Here and elsewhere, it looks like we can expect the Obama administration to continue to barrel down the path that has already taken us far from the country we used to be. And by next year, if a different president is in the Oval Office, expect him to lead us even further astray. With that in mind, here are five categories in the sphere of national security where 2012 is likely to prove even grimmer than 2011.
1. Ever More Punitive (Ever Less Fair-minded).
Those who imagine the era of overreach in the name of national security coming to an end any time soon would do well to remember that some spectacular national security trials are on the horizon -- and that we may be entering a new age of governmental vindictiveness. Among the most newsworthy of those trials: the military commissions at Guantanamo that will bring to the docket Khalid Sheikh Mohammed, the alleged mastermind of the 9/11 attack, and his co-conspirators, as well as Abd al-Rahim al-Nashiri, the alleged point person in the 2000 suicide attack on the U.S.S. Cole in the port of Aden. These will likely include capital charges and be prosecuted in a spirit of vengeance.

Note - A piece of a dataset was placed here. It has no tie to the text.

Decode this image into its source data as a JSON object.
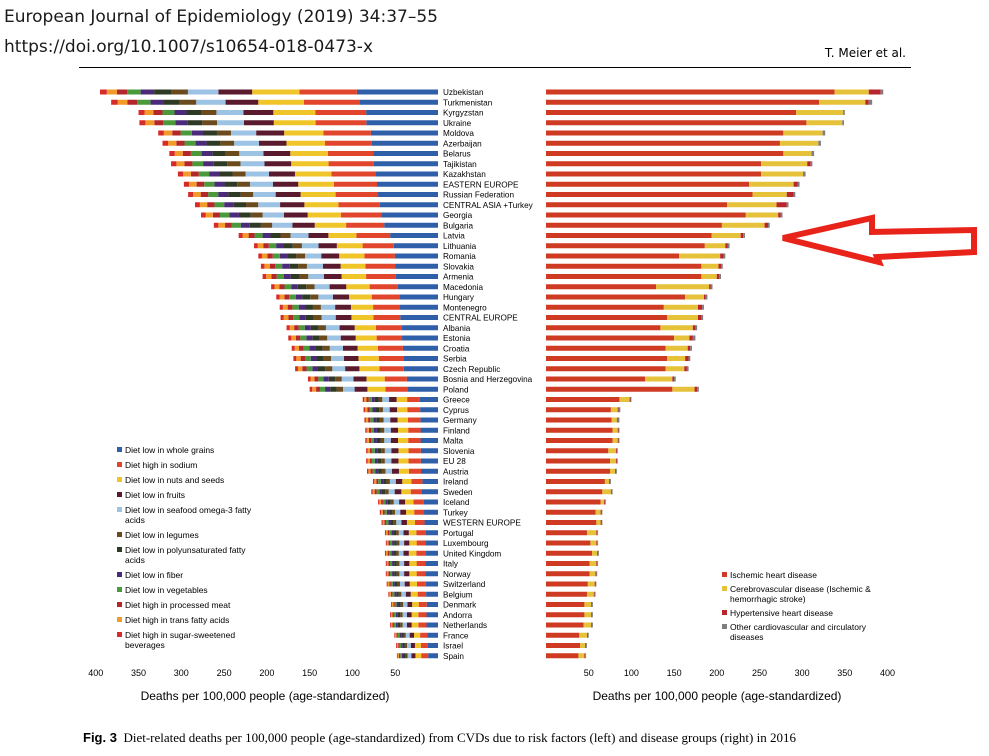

But that spirit won't stop with al-Qaeda ringleaders and operatives. A series of cases not involving attacks on or the killing of Americans will also be argued in the name of national security and in a similar spirit of vengeance. To begin with, there is the upcoming court martial of Pfc. Bradley Manning, accused of downloading classified U.S. government documents and leaking them to the website WikiLeaks. And then, of course, there is the potential prosecution of WikiLeaks founder Julian Assange in federal court -- a federal grand jury is now considering his indictment -- for his alleged collaboration with Manning.
Both cases have been hailed with a righteous anger that might strike an outsider as akin to frothing at the mouth. Top officials have insisted that the WikiLeaks materials threatened American lives and left "blood" on the hands of both Assange and Manning (though no one has yet pointed to a single individual physically harmed by the release of those documents).
At the more bloodthirsty end of the American political spectrum, former Arkansas governor and presidential candidate Mike Huckabee and Congressman Mike Rogers (R-MI), among others, have called for Manning's execution. As Rogers explained, "I argue the death penalty clearly should be considered here" [Manning] clearly aided the enemy to what may result in the death of U.S. soldiers or those cooperating. If that is not a capital offense, I don't know what is."